Dans les rangs des FAG, il se susurre que le dictateur avait pris le soin de se débarrasser d’abord des tous les officiers supérieurs qui pouvaient s’opposer à son premier passage en force en 2009 et au naufrage du pays assuré par lui. Il avait profité de son statut de ministre de la Défense de l’époque pour faire la purge au sein de l’institution militaire.
Mission accomplie. Aujourd’hui, la fine fleur de l’armée gabonaise n’est plus composée que des couilles molles, incapables de prendre des décisions garantissant l’intérêt supérieur de la nation. Il s’agit d’un groupe de béni-oui-oui qui applaudissent même au moindre atchoum du supposé chef suprême. « Au sein de l’armée, i y a ce qu’on appelle la fidélité de fait. Les officiers supérieurs ont juré fidélité à Ali Bongo. Toute personne qui osera lever la tête sera arrêtée », explique une source proche du service de renseignement.
L’échec de l’alternance politique au soir de l’élection présidentielle du 27 Août dernier est imputable à un manque de volonté aux échelons les plus élevés des forces armées gabonaises.
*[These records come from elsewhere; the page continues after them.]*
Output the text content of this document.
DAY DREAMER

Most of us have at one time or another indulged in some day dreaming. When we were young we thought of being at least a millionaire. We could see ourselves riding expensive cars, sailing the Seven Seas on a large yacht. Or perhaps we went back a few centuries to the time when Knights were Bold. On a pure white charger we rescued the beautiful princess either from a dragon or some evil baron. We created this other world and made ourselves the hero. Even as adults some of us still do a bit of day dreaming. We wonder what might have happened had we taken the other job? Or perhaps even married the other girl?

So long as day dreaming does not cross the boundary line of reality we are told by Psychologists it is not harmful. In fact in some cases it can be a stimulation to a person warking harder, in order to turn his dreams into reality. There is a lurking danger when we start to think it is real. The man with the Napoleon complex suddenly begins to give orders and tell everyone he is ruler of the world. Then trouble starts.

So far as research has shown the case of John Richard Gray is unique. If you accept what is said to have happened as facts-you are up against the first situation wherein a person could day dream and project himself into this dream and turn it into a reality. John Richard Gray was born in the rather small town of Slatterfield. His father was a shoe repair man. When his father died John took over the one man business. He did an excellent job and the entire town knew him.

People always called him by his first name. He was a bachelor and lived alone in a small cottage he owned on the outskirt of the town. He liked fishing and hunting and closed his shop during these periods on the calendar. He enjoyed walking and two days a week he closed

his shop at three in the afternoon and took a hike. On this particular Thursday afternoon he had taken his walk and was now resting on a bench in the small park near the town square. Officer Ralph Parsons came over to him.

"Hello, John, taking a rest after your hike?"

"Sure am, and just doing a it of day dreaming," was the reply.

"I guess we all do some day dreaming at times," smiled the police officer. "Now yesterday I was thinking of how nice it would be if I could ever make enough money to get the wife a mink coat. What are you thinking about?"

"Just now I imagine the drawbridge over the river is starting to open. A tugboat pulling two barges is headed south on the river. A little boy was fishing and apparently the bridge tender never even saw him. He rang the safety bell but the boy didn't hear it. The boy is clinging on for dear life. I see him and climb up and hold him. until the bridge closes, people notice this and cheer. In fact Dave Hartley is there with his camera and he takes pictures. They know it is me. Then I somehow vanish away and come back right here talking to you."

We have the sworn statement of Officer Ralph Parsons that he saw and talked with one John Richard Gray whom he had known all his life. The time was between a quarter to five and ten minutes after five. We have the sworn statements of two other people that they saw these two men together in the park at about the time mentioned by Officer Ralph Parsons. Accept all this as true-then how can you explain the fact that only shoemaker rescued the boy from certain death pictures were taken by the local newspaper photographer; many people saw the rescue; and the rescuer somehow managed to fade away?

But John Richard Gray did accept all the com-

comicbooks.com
Les réseaux corrompus actifs, présents au cœur même de l’institution militaire, ont été mis en branle par le clan mafieux d’Ali Bongo pour préserver ses intérêts égoïstes.

MANQUE DE NEUTRALITE NEFASTE. En réalité, les causes du raté de l’alternance politique sont profondes et remontent au règne d’Omar Bongo. Aucun débat sur les principes fondateurs de la nouvelle armée n’a été initié, excepté le changement de dénomination de la Garde présidentielle (GP) en Garde républicaine (GR), à l’issue d’un référendum consécutif aux Accords de Paris. Malgré le changement de nom, ce corps militaire est resté une milice au service du président de la République. Un manque de neutralité néfaste, qui a conforté Ali Bongo dans sa forfaiture.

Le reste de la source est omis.